Although we have appreciated being able to return to in-person services without the need for Government oversight, the same cannot be said in China. Christian congregations have been told by the Religious Affairs Bureau in Zhengzhou (the capital city of the central province of Henan) that they must meet strict guidelines in order to be allowed to open for in-person worship services once the COVID-19 restrictions are lifted. You might expect that the primary rule for the return of services would be social distancing or hand sanitising, but no. The primary rule that the Religious Affairs bureau want Christians to adhere to is the display of overt loyalty to the Communist Party.

In fact, there are 42 requirements that churches must meet before being allowed to open. On top of scrupulous adherence to epidemic prevention, people who want to enter religious venues must register online, share their personal health information and provide their personal details (including name, gender ID card and phone number). Most alarmingly, churches are required to include patriotic education and the study of China’s religious policies. Failure to meet any of these preconditions means that the church will not be allowed to reopen. But even if a church decided not to reopen, the Chinese government has also banned preaching and other services online.

The government is also examining the content of preachers’ sermons. Several members who were excited to attend their first service in many months came away disheartened. One person said, “Instead of a normal sermon, the preacher talked about the patriotism of medical workers during the epidemic and their sacrifice to the state. These things are important, but political things were discussed for half of the time. Many believers complained afterward.”

One county government even demanded that preachers of state-run churches give the same style of sermon. They all were to commend President Xi Jinping for “the right way to lead people in defeating the epidemic” and praise China for its single-party rule. Additionally, they were required to slander the United States and other countries. The problem that has arisen for church members, particularly since they are only permitted to meet once a week for an hour, is that after delivering a “patriotic sermon” there’s little time left to talk about Jesus Christ.
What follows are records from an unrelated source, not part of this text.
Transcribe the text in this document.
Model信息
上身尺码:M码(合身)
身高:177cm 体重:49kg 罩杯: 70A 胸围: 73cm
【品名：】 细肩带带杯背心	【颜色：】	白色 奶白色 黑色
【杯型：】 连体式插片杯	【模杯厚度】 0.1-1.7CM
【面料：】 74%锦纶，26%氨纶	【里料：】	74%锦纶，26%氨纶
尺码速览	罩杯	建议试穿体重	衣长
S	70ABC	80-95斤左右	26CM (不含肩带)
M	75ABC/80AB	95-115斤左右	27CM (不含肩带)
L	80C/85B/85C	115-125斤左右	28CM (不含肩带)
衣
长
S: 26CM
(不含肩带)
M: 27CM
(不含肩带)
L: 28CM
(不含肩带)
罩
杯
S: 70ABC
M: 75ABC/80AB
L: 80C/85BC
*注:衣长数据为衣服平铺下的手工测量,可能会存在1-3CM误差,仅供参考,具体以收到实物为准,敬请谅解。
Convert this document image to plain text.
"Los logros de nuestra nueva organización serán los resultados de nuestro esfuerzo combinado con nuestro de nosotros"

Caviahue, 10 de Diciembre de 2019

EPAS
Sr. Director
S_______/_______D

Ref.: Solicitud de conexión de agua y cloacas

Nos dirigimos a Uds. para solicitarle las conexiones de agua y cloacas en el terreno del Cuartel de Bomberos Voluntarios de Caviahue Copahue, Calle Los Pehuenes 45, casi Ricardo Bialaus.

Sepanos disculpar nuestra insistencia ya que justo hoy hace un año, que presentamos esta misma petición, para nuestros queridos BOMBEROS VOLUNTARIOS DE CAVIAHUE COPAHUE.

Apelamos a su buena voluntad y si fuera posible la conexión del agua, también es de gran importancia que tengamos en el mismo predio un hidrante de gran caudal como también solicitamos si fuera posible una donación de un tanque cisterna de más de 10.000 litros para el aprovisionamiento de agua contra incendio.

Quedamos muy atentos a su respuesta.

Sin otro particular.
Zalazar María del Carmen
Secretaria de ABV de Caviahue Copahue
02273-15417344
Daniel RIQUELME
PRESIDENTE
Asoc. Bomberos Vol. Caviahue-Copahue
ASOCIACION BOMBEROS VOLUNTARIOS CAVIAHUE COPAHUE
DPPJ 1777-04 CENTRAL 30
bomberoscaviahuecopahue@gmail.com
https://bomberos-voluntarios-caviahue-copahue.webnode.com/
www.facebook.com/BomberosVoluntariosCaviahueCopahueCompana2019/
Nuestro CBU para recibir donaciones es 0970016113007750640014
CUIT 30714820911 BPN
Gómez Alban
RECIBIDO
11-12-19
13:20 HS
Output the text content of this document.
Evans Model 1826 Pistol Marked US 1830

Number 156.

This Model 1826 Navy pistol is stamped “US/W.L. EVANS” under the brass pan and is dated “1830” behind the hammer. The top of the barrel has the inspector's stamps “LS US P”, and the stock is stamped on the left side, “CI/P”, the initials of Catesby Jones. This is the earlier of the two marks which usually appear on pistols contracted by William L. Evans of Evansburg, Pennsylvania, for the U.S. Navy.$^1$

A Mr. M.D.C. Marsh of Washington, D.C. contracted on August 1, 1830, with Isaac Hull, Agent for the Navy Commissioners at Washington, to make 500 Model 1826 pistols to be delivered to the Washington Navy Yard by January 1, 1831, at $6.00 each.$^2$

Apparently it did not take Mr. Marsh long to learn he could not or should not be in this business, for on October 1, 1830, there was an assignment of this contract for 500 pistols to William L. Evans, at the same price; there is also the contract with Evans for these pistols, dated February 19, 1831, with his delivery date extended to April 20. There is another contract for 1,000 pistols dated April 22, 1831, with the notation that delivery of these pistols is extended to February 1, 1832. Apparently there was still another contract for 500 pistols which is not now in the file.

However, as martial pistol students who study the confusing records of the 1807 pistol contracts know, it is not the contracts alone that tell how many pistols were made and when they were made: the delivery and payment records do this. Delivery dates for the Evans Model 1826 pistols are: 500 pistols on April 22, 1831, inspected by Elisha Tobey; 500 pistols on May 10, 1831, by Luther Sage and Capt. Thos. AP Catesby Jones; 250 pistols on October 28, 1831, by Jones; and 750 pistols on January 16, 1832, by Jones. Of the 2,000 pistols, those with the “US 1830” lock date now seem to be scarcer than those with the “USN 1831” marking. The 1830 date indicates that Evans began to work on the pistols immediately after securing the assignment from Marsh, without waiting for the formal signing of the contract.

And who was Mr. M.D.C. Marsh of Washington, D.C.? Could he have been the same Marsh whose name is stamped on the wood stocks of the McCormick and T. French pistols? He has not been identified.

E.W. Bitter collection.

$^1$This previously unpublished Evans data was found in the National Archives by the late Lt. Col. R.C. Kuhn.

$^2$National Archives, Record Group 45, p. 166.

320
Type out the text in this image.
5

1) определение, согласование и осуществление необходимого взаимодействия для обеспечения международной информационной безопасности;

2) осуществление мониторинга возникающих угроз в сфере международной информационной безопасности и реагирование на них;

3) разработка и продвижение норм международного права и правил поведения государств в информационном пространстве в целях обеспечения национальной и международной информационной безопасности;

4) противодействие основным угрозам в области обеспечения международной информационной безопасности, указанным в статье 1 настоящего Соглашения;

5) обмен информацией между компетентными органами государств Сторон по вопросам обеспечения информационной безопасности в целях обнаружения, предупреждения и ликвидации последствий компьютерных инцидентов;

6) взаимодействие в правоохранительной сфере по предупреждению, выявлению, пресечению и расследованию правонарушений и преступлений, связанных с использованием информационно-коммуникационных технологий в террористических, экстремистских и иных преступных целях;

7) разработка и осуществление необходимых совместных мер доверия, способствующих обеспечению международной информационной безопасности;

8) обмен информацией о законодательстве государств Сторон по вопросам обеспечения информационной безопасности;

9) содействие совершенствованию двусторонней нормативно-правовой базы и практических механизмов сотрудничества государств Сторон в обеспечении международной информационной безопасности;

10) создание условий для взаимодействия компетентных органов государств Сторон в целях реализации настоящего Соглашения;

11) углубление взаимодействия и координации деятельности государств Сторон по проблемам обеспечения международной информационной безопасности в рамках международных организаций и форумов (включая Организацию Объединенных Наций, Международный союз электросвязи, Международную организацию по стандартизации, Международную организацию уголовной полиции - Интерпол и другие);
Inspired by American propagandists including Walter Lipmann (1889 - 1974) and Edward Bernays (1891 – 1995), the Chinese Communist Party assumes that if a government wants to change the content of its citizens’ beliefs, it can. So far as Christianity is concerned, the Communist Party expects Chinese Christians to rejection salvation by faith in a resurrected Saviour because Marxist materialism denies the possibility of life after death.

Communism is based on a materialistic and humanistic view of life and history. Under it, God is merely thought of as a figment of the imagination, religion is considered a product of fear and ignorance and the church is viewed as an invention to control the masses. Moreover, like humanism, communism thrives on the grand illusion that man, unaided by any divine power, can save himself and usher in a new society.

In rather cold, calculating fashion, communism attributes ultimate value to “the state”. In their view, man is made for the state and not the state for the man. Under communism, man has no inalienable rights. His only rights are those granted to him by the state. But the good news is this: God, through the sacrifice of His Son, set us free, not only from the bondage of humanistic governance, but also from the bondage of sin so that we may live forevermore in His kingdom.